No Mato Sem Cachorro

– Já atentaram, senhoras e senhores, para a linha natural e legal da sucessão da presidenta Dilma, caso ela seja vencida pelo impeachiment? Não?

– Pois comecem a pensar (e refletir a respeito) urgentemente: Temer, Cunha, Calheiros… Meu Deus!!!

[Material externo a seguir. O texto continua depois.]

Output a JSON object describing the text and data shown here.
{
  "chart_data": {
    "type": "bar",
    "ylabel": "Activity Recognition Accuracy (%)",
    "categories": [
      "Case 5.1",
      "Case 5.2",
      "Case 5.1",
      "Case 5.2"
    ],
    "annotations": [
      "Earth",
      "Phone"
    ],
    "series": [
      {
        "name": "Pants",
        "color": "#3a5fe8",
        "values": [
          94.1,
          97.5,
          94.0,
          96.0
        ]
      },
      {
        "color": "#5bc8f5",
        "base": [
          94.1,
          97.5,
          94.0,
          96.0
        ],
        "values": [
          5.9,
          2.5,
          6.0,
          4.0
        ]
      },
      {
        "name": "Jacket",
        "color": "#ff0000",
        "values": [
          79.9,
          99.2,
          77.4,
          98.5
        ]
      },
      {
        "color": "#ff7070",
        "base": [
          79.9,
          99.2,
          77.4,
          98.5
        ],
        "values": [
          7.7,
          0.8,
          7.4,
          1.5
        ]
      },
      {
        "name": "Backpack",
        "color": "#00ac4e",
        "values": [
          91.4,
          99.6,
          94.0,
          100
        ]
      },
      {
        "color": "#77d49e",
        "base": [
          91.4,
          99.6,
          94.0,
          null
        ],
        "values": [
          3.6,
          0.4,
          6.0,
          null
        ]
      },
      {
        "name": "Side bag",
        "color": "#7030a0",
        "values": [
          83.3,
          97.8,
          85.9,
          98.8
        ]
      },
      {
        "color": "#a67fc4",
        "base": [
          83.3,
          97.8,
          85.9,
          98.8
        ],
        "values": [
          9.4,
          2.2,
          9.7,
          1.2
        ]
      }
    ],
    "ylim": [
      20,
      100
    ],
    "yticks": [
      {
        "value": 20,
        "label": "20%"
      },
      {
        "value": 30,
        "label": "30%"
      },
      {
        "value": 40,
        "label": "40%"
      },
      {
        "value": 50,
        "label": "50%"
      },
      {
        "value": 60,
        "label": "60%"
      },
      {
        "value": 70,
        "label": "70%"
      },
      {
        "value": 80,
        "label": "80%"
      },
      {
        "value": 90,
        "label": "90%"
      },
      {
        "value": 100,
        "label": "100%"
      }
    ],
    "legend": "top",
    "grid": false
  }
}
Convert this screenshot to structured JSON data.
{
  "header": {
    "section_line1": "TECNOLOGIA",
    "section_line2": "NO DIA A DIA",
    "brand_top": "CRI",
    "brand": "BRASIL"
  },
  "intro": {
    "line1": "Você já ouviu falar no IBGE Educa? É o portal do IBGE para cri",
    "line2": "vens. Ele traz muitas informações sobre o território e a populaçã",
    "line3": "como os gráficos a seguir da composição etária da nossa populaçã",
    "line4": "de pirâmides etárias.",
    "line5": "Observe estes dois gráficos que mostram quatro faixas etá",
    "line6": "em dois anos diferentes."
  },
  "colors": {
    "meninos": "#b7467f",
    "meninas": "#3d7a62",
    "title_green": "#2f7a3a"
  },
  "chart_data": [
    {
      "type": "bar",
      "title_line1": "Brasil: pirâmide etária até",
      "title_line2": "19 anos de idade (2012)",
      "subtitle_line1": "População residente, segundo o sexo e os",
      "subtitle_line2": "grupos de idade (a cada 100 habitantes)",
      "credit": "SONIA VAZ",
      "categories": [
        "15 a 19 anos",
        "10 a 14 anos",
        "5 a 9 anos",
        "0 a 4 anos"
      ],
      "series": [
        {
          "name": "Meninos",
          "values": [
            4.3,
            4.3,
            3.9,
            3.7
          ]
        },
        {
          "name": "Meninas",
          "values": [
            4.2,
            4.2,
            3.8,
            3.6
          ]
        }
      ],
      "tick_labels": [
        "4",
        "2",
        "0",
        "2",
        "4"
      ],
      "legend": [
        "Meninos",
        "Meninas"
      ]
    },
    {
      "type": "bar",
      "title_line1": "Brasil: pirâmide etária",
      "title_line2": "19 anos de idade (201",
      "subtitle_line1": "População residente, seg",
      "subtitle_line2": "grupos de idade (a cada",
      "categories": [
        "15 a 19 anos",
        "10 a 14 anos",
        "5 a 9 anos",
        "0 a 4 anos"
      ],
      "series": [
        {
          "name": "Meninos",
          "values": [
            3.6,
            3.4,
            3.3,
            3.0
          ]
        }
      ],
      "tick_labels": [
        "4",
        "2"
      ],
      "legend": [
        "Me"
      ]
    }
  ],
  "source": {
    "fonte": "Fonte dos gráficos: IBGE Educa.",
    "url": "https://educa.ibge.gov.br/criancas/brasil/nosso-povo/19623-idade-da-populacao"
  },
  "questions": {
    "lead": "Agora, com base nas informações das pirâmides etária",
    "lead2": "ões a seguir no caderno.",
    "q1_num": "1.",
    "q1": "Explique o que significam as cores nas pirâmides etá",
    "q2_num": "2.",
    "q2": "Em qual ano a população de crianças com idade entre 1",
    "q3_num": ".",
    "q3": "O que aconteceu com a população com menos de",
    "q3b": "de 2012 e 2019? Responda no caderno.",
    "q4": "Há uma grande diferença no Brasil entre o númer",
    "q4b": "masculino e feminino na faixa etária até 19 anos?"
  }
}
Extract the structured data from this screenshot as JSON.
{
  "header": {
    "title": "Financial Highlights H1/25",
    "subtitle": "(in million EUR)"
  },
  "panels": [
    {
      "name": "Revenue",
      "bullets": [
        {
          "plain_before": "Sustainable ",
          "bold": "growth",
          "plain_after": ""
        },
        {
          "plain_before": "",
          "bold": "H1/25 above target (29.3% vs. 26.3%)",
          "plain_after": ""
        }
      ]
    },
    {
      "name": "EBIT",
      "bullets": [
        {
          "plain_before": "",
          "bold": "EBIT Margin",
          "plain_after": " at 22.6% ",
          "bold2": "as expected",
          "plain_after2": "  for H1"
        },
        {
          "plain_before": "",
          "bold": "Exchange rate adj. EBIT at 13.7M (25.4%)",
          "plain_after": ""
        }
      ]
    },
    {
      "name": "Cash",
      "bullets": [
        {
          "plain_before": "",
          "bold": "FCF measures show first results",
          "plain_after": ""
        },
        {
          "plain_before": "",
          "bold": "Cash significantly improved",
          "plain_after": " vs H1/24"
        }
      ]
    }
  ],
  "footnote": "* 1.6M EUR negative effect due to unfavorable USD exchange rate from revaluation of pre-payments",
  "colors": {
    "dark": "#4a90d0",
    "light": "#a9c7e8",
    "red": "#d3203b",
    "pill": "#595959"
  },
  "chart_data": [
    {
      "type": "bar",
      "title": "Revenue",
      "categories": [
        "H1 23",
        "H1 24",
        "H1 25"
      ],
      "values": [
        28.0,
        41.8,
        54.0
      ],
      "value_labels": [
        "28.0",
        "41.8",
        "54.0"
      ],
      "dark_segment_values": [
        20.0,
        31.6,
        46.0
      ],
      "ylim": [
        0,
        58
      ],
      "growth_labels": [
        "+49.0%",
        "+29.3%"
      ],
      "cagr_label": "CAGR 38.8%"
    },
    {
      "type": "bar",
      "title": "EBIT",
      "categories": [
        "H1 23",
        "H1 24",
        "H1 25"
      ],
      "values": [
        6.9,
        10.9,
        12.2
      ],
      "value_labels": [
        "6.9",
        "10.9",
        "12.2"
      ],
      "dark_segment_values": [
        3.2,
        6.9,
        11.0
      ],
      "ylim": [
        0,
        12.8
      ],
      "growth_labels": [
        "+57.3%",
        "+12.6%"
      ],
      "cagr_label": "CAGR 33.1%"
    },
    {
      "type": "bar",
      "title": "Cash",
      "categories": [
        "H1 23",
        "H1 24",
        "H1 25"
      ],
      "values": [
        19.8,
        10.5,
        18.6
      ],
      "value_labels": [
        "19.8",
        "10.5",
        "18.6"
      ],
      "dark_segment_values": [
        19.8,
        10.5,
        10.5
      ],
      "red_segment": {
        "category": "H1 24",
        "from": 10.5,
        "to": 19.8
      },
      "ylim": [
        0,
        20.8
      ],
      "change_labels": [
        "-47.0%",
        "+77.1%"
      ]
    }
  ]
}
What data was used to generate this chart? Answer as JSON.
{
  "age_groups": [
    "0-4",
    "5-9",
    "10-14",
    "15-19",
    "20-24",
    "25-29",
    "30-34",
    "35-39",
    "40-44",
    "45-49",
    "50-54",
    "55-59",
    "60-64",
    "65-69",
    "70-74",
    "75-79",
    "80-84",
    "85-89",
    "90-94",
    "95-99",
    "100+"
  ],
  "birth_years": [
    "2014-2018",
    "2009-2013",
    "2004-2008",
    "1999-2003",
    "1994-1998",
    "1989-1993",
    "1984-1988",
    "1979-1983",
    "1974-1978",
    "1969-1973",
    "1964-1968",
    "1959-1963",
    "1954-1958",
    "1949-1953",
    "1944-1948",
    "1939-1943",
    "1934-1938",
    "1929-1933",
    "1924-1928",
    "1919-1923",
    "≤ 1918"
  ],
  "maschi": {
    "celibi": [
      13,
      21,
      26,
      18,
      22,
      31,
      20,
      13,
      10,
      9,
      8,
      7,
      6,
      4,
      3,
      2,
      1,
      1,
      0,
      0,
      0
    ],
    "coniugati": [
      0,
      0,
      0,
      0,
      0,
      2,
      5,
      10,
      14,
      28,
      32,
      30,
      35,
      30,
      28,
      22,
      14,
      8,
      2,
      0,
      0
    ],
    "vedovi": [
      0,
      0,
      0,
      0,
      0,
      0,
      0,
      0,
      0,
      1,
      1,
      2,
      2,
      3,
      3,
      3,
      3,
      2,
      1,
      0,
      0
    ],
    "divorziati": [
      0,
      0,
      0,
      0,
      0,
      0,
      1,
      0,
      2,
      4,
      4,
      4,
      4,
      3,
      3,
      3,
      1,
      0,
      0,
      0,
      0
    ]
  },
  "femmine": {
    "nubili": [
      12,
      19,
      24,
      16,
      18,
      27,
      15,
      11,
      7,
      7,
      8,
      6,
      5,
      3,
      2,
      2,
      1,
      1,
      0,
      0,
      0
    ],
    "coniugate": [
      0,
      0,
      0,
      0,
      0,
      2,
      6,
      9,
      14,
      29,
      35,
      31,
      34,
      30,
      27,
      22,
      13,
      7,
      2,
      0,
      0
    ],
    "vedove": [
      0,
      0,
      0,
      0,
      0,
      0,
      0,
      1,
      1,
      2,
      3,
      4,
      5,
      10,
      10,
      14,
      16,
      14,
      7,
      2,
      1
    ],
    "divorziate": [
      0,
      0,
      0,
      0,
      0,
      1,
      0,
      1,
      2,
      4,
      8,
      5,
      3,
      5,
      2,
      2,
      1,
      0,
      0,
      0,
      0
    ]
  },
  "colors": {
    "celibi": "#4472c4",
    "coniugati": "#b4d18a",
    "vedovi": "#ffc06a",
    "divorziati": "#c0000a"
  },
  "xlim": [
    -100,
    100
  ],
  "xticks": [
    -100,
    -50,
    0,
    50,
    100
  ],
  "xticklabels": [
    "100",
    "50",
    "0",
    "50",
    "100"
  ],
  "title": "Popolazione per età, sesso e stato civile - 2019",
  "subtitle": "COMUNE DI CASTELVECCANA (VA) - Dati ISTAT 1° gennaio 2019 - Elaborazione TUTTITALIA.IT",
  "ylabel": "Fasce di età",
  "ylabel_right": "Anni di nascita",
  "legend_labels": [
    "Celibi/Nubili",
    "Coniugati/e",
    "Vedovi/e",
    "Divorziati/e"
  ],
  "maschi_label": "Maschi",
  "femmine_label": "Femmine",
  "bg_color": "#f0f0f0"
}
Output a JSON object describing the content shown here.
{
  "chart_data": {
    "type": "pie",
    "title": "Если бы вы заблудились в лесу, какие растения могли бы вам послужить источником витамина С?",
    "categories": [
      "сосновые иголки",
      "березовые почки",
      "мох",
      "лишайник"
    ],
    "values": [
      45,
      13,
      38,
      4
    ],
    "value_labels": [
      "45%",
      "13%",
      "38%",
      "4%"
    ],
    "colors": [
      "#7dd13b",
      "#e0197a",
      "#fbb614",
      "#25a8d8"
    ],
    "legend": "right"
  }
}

– E lá nas terras de Tio Sam, o sr. Donald Trump… Meu Deus!!!

Cumpadres

Bom dia, senhoras e senhores.

Cortina

O tucanato vai apoiar um possível governo Temer. Mas quer cargos. É “o toma lá dá cá”. Dizem que José Serra  deverá ser agraciado com o Ministério da Educação. O senador do PSDB, desta vez, não quer nem pensar no Ministério da Saúde…

O mais entusiasmado com um cargo no futuro (?) governo Temer é o tucano mineiro Aécio Neves. Anda rindo de orelha a orelha…

Cortina 2

O juiz Sérgio Moro é, hoje, o homem mais admirado pelos brasileiros. Sóbrio, elegante, sereno e extremamente corajoso. Um brasileiro da “República de Curitiba” que orgulha toda uma nação. Salve o juiz!!!

Cortina 3

Brilhante o sr. José Eduardo Cardoso, advogado – geral da União, na defesa da presidenta Dilma perante os senhores senadores da República. Deu uma aula (Magna!) de oratória, saber jurídico, serenidade e equilíbrio emocional. Além do bom humor.

Ivo de Souza é professor universitário, poeta, co­lu­nista, pin­tor e membro da Real Academia de Letras de Porto Alegre.